WoDkA – Die Wochenmeinung Der kleinen Advokatin
Als mir meine Eltern erstmals von der polnischen Gewerkschaft und Untergrundorganisation Solidarność erzählten, war ich ein leicht zu begeisternder Jugendlicher und lauschte andächtig den Erzählungen von dieser außergewöhnlichen Widerstandsbewegung gegen eine repressive Staatsführung in den 1980er Jahren. Retrospektiv war dies meine erste bewusste Begegnung mit dem vielschichtigen Begriff der Solidarität.
An diese erste Begegnung musste ich unwillkürlich zurückdenken, als ich am Mittwoch über die Urteilsverkündung des Bundesverfassungsgerichts zum Solidaritätszuschlag stolperte. Kein Widerstand gegen eine freiheitsfeindliche Staatsführung, keine Massenbewegung aus dem Untergrund – und doch war da wieder dieser Begriff. Und mit ihm kam diese fast vergessene Erinnerung.

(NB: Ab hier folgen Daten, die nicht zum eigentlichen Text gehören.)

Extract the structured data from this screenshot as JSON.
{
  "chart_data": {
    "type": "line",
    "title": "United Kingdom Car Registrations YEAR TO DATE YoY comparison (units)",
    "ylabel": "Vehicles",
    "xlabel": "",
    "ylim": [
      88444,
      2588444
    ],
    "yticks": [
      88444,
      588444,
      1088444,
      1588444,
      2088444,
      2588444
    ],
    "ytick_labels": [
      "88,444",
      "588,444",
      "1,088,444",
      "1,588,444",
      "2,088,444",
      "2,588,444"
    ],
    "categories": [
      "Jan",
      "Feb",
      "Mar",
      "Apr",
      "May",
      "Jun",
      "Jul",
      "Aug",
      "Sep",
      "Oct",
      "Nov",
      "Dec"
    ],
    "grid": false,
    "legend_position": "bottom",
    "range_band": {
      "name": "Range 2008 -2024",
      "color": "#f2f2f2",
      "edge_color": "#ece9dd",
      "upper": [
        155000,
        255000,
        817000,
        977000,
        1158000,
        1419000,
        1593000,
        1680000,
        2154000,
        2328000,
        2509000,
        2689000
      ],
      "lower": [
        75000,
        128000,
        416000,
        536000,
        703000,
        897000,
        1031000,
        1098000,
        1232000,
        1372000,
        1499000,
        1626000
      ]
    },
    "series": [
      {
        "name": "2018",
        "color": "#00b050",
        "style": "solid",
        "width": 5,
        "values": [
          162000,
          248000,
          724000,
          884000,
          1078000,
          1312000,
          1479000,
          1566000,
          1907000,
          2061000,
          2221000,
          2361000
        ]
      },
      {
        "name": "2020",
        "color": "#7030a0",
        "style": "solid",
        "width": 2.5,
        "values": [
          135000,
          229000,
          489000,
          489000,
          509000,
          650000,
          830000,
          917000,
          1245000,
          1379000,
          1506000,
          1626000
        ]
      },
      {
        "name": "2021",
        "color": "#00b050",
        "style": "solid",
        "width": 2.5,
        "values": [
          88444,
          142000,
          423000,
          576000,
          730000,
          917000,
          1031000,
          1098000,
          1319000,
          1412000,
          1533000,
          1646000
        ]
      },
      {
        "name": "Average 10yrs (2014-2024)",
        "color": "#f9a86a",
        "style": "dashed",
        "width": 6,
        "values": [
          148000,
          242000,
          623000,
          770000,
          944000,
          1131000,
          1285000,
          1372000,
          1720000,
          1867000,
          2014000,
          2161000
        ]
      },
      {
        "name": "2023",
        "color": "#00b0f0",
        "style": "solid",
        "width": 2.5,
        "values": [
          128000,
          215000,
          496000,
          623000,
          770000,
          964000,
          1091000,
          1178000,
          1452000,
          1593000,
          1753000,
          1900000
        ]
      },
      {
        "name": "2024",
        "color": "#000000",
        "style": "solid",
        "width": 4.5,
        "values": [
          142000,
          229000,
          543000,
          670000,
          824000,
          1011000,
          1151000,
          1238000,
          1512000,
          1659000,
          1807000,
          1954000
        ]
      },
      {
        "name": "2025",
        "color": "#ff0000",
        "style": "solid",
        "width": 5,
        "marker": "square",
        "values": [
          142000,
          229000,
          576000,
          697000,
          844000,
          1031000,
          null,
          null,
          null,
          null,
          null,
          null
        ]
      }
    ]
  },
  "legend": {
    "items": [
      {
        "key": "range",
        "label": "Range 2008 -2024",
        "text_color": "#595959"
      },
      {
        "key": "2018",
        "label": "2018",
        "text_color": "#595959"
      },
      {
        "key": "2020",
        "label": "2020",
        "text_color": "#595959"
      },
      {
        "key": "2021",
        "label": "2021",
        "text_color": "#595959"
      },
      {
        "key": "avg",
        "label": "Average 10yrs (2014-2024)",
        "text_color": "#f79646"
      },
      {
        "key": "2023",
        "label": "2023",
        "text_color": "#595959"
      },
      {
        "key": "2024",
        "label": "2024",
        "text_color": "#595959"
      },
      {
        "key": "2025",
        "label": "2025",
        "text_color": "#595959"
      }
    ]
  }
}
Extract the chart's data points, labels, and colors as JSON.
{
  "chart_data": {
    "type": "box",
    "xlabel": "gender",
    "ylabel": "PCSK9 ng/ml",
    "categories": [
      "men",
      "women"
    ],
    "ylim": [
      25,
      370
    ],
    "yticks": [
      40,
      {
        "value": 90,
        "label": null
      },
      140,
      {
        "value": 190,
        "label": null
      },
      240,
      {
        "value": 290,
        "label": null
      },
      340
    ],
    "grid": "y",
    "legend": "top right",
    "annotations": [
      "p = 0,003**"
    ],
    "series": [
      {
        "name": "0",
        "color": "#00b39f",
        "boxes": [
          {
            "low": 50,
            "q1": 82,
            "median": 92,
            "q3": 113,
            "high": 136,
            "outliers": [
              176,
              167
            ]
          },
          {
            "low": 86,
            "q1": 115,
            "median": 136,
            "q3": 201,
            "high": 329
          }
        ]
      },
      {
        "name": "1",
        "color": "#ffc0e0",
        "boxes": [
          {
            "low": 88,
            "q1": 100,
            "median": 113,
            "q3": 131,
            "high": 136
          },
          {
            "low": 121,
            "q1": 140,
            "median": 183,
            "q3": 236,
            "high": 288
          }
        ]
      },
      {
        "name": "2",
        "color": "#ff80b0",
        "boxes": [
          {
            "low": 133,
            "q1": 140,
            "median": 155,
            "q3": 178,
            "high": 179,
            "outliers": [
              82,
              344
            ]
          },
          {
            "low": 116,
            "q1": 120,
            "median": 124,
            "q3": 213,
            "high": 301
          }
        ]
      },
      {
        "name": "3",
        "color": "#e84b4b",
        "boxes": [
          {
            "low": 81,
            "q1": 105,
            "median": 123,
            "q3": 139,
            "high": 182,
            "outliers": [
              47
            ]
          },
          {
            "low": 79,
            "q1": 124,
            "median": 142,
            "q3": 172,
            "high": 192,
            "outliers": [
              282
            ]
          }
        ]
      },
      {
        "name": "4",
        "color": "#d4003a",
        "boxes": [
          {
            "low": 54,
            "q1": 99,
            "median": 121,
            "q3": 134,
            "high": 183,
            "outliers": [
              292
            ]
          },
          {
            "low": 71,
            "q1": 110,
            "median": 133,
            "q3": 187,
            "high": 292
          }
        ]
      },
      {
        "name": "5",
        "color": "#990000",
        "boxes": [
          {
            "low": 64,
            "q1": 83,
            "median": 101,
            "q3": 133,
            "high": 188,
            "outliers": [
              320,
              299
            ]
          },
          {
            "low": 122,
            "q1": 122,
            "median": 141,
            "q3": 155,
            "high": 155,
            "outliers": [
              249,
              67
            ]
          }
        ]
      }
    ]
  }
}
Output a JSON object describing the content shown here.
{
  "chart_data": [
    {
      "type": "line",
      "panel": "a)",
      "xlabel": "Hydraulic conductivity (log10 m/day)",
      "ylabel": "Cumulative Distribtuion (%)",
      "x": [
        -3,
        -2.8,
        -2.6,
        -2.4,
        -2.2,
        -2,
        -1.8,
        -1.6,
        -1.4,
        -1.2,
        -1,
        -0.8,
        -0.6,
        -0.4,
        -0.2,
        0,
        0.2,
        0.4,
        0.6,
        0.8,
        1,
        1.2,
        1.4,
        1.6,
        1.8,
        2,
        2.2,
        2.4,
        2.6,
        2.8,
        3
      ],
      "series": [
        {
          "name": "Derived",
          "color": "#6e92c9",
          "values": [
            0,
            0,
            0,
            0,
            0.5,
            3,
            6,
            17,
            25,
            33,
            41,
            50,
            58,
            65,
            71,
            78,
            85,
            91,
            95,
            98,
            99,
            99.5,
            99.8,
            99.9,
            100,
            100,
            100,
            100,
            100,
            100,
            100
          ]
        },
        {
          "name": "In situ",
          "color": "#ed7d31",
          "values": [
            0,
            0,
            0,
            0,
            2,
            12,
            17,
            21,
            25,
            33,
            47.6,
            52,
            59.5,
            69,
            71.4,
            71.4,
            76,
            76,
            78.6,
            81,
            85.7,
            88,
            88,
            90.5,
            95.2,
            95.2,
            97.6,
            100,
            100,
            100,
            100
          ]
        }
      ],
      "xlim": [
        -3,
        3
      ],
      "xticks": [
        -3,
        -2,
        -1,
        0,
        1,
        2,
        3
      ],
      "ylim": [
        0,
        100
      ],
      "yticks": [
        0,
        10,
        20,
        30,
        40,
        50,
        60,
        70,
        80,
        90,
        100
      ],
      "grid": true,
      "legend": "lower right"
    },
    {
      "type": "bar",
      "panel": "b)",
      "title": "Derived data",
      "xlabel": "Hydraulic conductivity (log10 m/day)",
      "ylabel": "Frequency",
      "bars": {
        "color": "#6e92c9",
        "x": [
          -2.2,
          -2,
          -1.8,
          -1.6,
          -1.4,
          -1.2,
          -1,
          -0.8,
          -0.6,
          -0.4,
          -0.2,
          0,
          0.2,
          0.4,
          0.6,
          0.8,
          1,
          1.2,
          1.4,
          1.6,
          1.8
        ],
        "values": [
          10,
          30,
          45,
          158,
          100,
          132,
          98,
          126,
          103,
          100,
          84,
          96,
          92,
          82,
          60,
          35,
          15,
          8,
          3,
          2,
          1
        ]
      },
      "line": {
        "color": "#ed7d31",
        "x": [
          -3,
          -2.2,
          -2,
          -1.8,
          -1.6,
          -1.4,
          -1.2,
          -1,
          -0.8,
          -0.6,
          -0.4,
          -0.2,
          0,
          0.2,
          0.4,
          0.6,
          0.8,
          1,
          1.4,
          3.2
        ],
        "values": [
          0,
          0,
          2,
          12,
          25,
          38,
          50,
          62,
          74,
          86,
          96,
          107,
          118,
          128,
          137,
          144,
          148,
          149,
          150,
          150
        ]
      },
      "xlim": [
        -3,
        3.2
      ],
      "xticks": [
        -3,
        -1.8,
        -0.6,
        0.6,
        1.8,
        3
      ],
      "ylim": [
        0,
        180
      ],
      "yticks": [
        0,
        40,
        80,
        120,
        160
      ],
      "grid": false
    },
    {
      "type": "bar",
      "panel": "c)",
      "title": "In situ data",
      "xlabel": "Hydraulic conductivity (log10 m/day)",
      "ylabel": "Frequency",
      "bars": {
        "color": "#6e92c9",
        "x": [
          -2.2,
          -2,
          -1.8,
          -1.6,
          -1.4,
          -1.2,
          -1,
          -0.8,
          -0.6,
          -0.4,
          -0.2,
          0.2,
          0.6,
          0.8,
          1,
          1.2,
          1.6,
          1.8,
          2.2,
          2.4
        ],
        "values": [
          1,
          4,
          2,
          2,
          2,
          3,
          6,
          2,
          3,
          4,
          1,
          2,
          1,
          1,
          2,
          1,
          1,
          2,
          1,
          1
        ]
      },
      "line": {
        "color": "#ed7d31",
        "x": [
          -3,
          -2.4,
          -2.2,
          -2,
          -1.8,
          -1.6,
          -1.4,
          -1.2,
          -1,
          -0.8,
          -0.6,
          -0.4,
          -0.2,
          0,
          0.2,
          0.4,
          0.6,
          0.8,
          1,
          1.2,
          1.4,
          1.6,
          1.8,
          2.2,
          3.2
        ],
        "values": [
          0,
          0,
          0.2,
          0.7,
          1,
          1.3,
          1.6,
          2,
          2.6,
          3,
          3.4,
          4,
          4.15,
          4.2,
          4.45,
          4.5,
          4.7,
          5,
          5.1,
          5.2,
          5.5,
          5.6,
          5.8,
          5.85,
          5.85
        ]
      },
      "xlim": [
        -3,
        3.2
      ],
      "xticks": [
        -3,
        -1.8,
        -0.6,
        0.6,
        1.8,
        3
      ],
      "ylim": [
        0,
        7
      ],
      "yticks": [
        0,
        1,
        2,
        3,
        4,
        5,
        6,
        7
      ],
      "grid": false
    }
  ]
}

Wer Solidarität in der Suchmaschine seiner/ihrer Wahl eintippt, landet relativ schnell auf einer Website der Bundeszentrale für politische Bildung, Unterkapitel „Das junge Politik-Lexikon“. Hier wird versucht, jungen Leser*innen diesen abstrakten Begriff mit einem simplen Beispiel folgendermaßen näherzubringen:
„Du hast den Eindruck, dass dein Freund von einem Lehrer ungerecht behandelt wird. Du stehst auf und sagst es laut. Du stellst dich also auf seine Seite, zeigst dein Zusammengehörigkeitsgefühl mit deinem Freund.“
Im weiteren Verlauf erklärt die Website den Begriff Solidarität neben „Zusammengehörigkeit“ auch mit „Nächstenliebe“. Zwei Aspekte, die gemeinhin wohl recht positiv konnotiert sein dürften.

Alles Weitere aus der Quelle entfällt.